The case remained buried until FBI Director Kash Patel, confirmed in February 2025, requested a briefing on sensitive matters and directed its resumption upon discovering its independent nature.

Tommy Flynn
John Bolton speaking at the 2015 (CPAC)
John Bolton speaking at the 2015 Conservative Political Action Conference (CPAC) in National Harbor, Maryland. -- Gage Skidmore

The raids on former National Security Adviser John Bolton's home and office reportedly stem from a long-dormant FBI probe into allegations he transferred highly sensitive classified documents from his White House desk to his wife and daughter via a private server before his September 2019 departure. This misconduct, uncovered in 2020 through specialized intelligence, posed significant risks to U.S. national security and formed the basis of an "air-tight" case separate from a prior investigation into his 2020 memoir, "The Room Where It Happened."

The investigation launched in 2020 but was shelved by the Biden administration, which made no effort to retrieve the materials despite probable cause, according to senior FBI officials. “The [Biden administration] had probable cause to know that he had taken material that was detrimental to the national security of the United States, and they made no effort to retrieve it,” a senior FBI official stated. “That was a friendly administration to [Bolton.] They kept bashing [President Trump] the entire time for ‘weaponizing law enforcement,’ and they — by politically stopping a righteous investigation — are the ones who weaponized law enforcement,” the official alleged.
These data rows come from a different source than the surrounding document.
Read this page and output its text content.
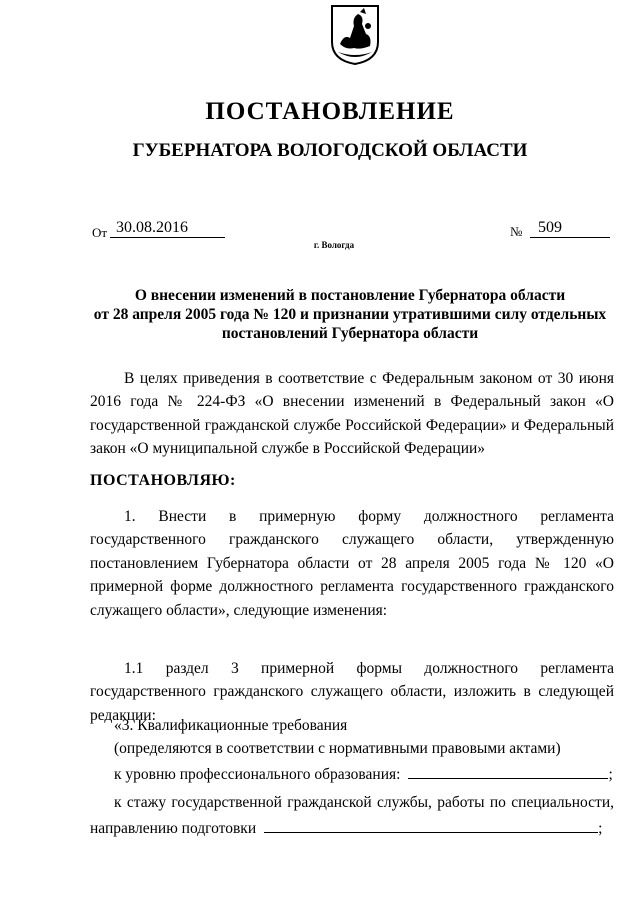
ПОСТАНОВЛЕНИЕ
ГУБЕРНАТОРА ВОЛОГОДСКОЙ ОБЛАСТИ
От 30.08.2016	№ 509
г. Вологда
О внесении изменений в постановление Губернатора области
от 28 апреля 2005 года № 120 и признании утратившими силу отдельных
постановлений Губернатора области
В целях приведения в соответствие с Федеральным законом от 30 июня 2016 года № 224-ФЗ «О внесении изменений в Федеральный закон «О государственной гражданской службе Российской Федерации» и Федеральный закон «О муниципальной службе в Российской Федерации»
ПОСТАНОВЛЯЮ:
1. Внести в примерную форму должностного регламента государственного гражданского служащего области, утвержденную постановлением Губернатора области от 28 апреля 2005 года № 120 «О примерной форме должностного регламента государственного гражданского служащего области», следующие изменения:
1.1 раздел 3 примерной формы должностного регламента государственного гражданского служащего области, изложить в следующей редакции:
«3. Квалификационные требования
(определяются в соответствии с нормативными правовыми актами)
к уровню профессионального образования:	;
к стажу государственной гражданской службы, работы по специальности,
направлению подготовки	;
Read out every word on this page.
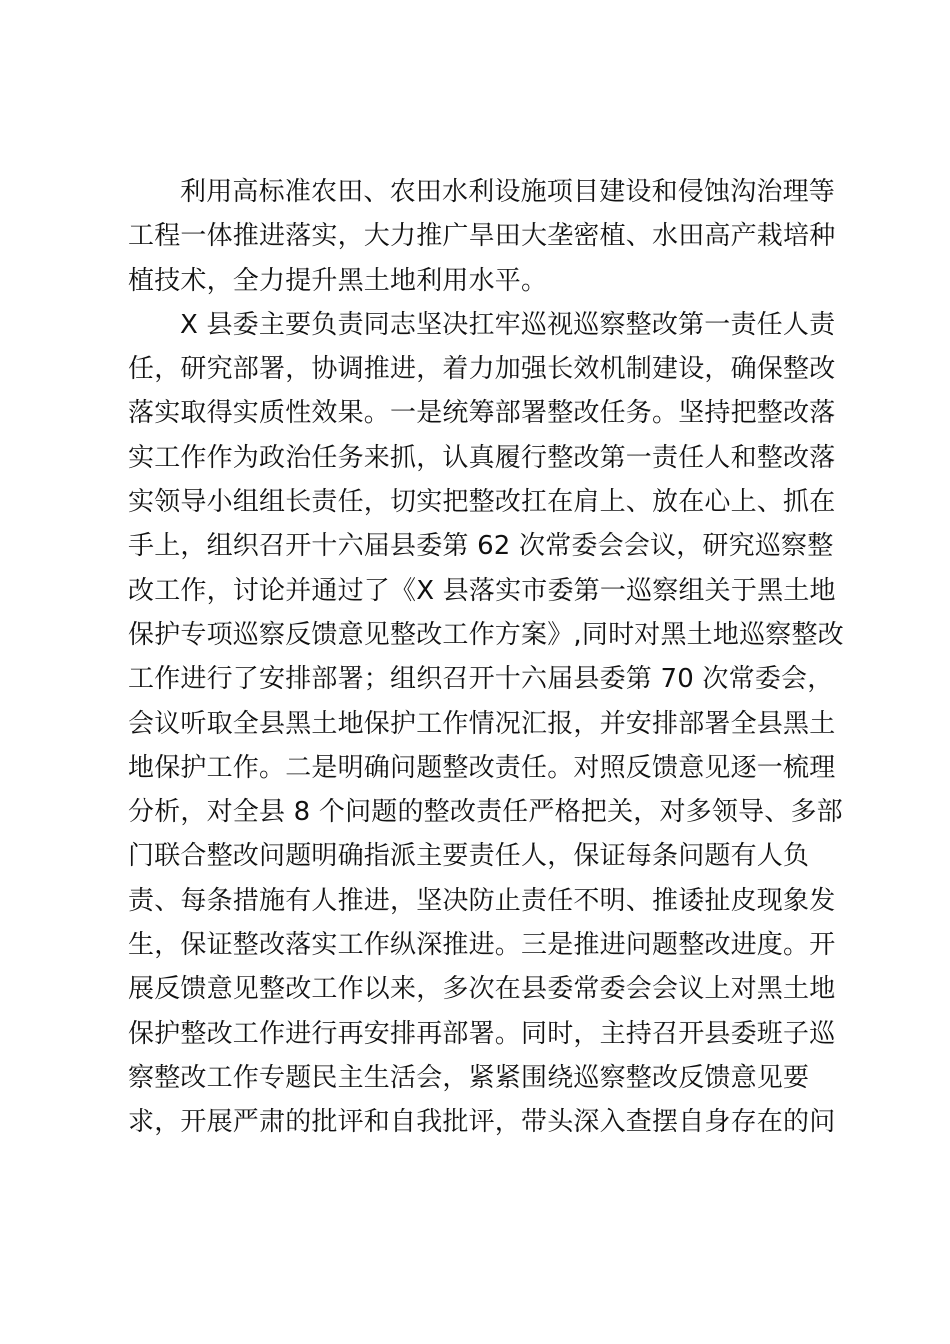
利用高标准农田、农田水利设施项目建设和侵蚀沟治理等
工程一体推进落实，大力推广旱田大垄密植、水田高产栽培种
植技术，全力提升黑土地利用水平。
X 县委主要负责同志坚决扛牢巡视巡察整改第一责任人责
任，研究部署，协调推进，着力加强长效机制建设，确保整改
落实取得实质性效果。一是统筹部署整改任务。坚持把整改落
实工作作为政治任务来抓，认真履行整改第一责任人和整改落
实领导小组组长责任，切实把整改扛在肩上、放在心上、抓在
手上，组织召开十六届县委第 62 次常委会会议，研究巡察整
改工作，讨论并通过了《X 县落实市委第一巡察组关于黑土地
保护专项巡察反馈意见整改工作方案》,同时对黑土地巡察整改
工作进行了安排部署；组织召开十六届县委第 70 次常委会，
会议听取全县黑土地保护工作情况汇报，并安排部署全县黑土
地保护工作。二是明确问题整改责任。对照反馈意见逐一梳理
分析，对全县 8 个问题的整改责任严格把关，对多领导、多部
门联合整改问题明确指派主要责任人，保证每条问题有人负
责、每条措施有人推进，坚决防止责任不明、推诿扯皮现象发
生，保证整改落实工作纵深推进。三是推进问题整改进度。开
展反馈意见整改工作以来，多次在县委常委会会议上对黑土地
保护整改工作进行再安排再部署。同时，主持召开县委班子巡
察整改工作专题民主生活会，紧紧围绕巡察整改反馈意见要
求，开展严肃的批评和自我批评，带头深入查摆自身存在的问
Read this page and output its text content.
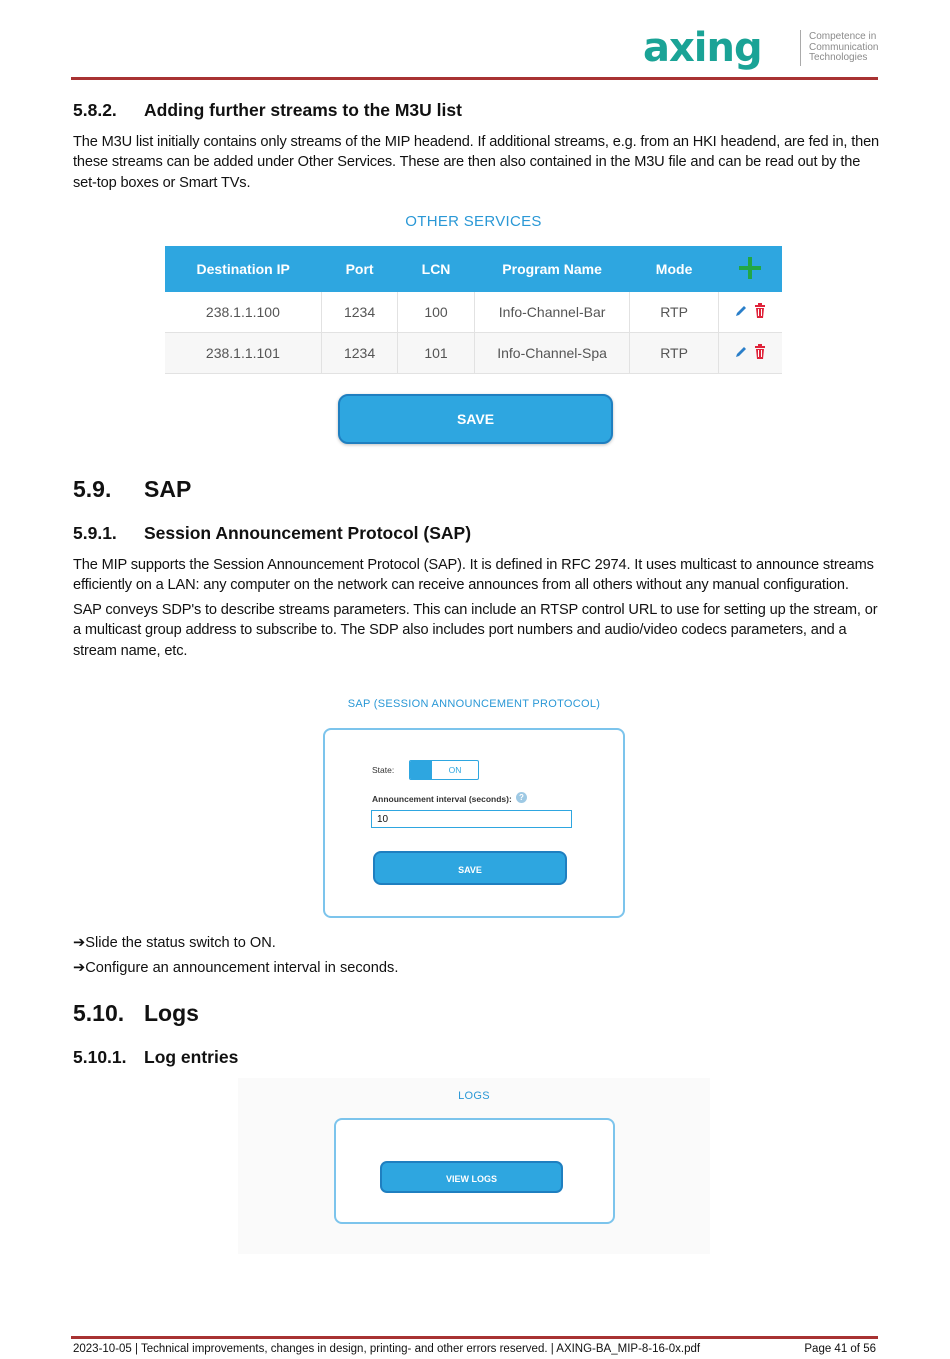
axing	Competence in
Communication
Technologies
5.8.2. Adding further streams to the M3U list
The M3U list initially contains only streams of the MIP headend. If additional streams, e.g. from an HKI headend, are fed in, then these streams can be added under Other Services. These are then also contained in the M3U file and can be read out by the set-top boxes or Smart TVs.
OTHER SERVICES
Destination IP	Port	LCN	Program Name	Mode	
238.1.1.100	1234	100	Info-Channel-Bar	RTP	
238.1.1.101	1234	101	Info-Channel-Spa	RTP	
SAVE
5.9. SAP
5.9.1. Session Announcement Protocol (SAP)
The MIP supports the Session Announcement Protocol (SAP). It is defined in RFC 2974. It uses multicast to announce streams efficiently on a LAN: any computer on the network can receive announces from all others without any manual configuration.
SAP conveys SDP's to describe streams parameters. This can include an RTSP control URL to use for setting up the stream, or a multicast group address to subscribe to. The SDP also includes port numbers and audio/video codecs parameters, and a stream name, etc.
SAP (SESSION ANNOUNCEMENT PROTOCOL)
State:	ON
Announcement interval (seconds): ?
10
SAVE
➔Slide the status switch to ON.
➔Configure an announcement interval in seconds.
5.10. Logs
5.10.1. Log entries
LOGS
VIEW LOGS
2023-10-05 | Technical improvements, changes in design, printing- and other errors reserved. | AXING-BA_MIP-8-16-0x.pdf	Page 41 of 56
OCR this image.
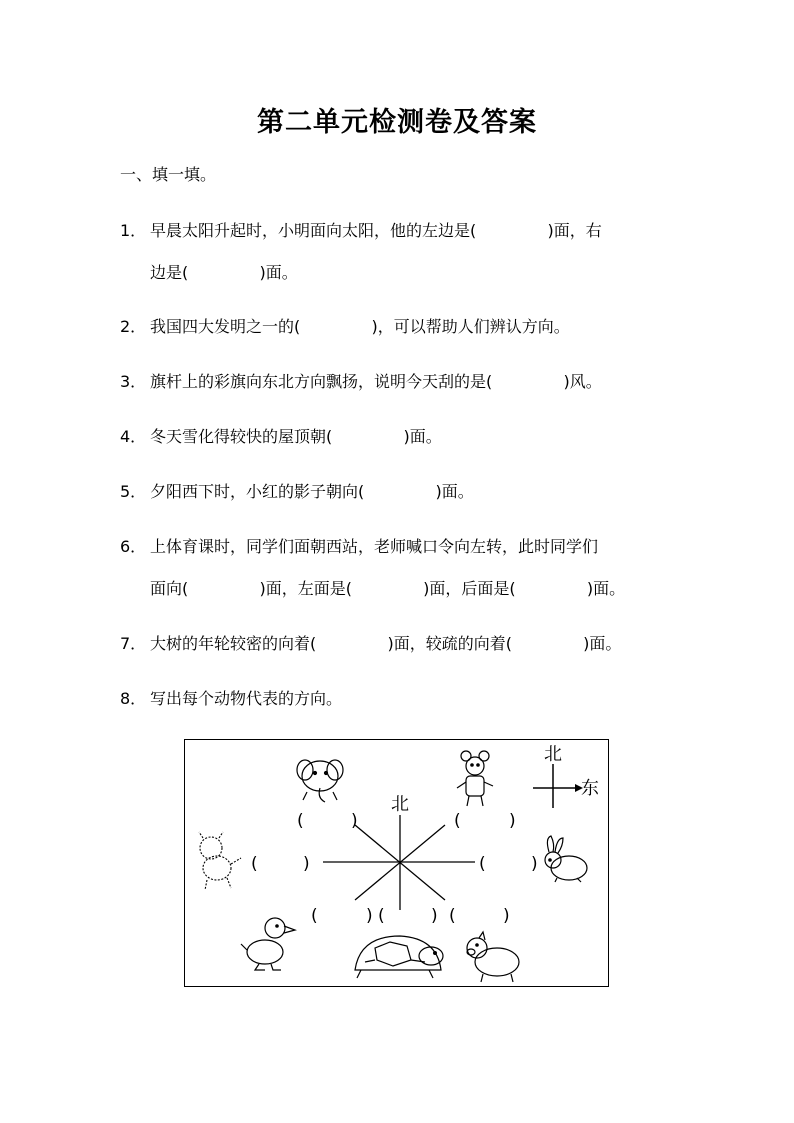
第二单元检测卷及答案
一、填一填。
1． 早晨太阳升起时，小明面向太阳，他的左边是(              )面，右
边是(              )面。
2． 我国四大发明之一的(              )，可以帮助人们辨认方向。
3． 旗杆上的彩旗向东北方向飘扬，说明今天刮的是(              )风。
4． 冬天雪化得较快的屋顶朝(              )面。
5． 夕阳西下时，小红的影子朝向(              )面。
6． 上体育课时，同学们面朝西站，老师喊口令向左转，此时同学们
面向(              )面，左面是(              )面，后面是(              )面。
7． 大树的年轮较密的向着(              )面，较疏的向着(              )面。
8． 写出每个动物代表的方向。
北
北
东
(	)	(	)
(	)	(	)
(	) (	) (	)
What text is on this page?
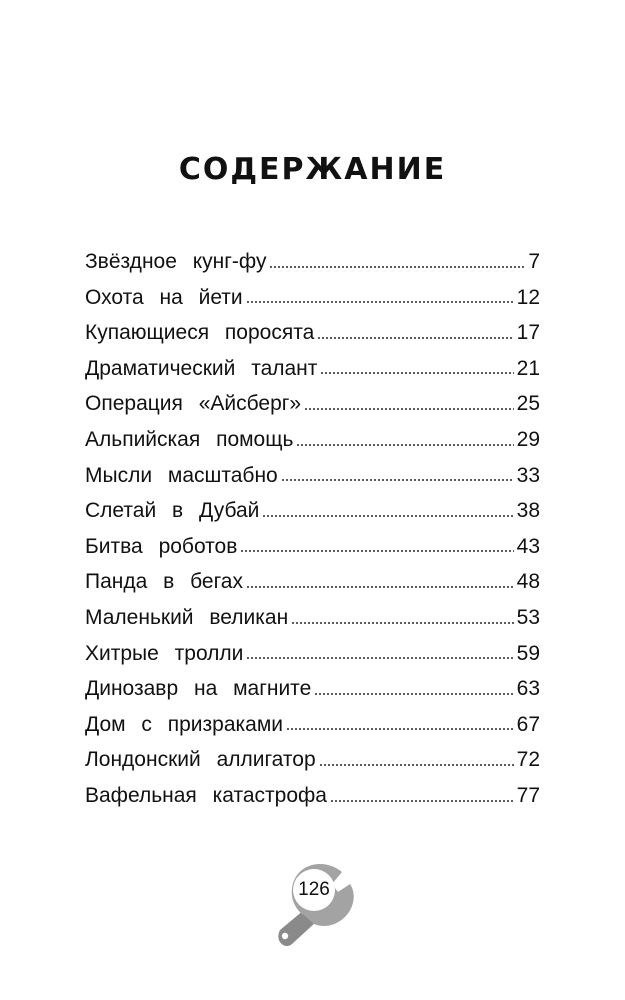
СОДЕРЖАНИЕ
Звёздное кунг-фу	7
Охота на йети	12
Купающиеся поросята	17
Драматический талант	21
Операция «Айсберг»	25
Альпийская помощь	29
Мысли масштабно	33
Слетай в Дубай	38
Битва роботов	43
Панда в бегах	48
Маленький великан	53
Хитрые тролли	59
Динозавр на магните	63
Дом с призраками	67
Лондонский аллигатор	72
Вафельная катастрофа	77
126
The case remained buried until FBI Director Kash Patel, confirmed in February 2025, requested a briefing on sensitive matters and directed its resumption upon discovering its independent nature. As part of this revival, federal agents raided Bolton's Maryland home and D.C. office on August 22, 2025, recovering substantial potential evidence to strengthen the case against him, though no charges are reportedly planned for his family.

Bolton, who served under President Trump from April 2018 to September 2019, has since become a vocal critic, ironically questioning the trustworthiness of appointees like Kash Patel with classified information. In a scathing Wall Street Journal op-ed titled "Kash Patel Doesn’t Belong at the FBI," Bolton campaigned against Patel's nomination, stating to media outlets that the Senate should reject it "100-0." He has similarly raised concerns about figures like Attorney General Pam Bondi, highlighting perceived risks in handling sensitive national security matters, even as he faces scrutiny for his own alleged violations.

This development emphasizes President Trump's administration's dedication to impartial enforcement of laws protecting classified information, addressing oversights from the prior administration.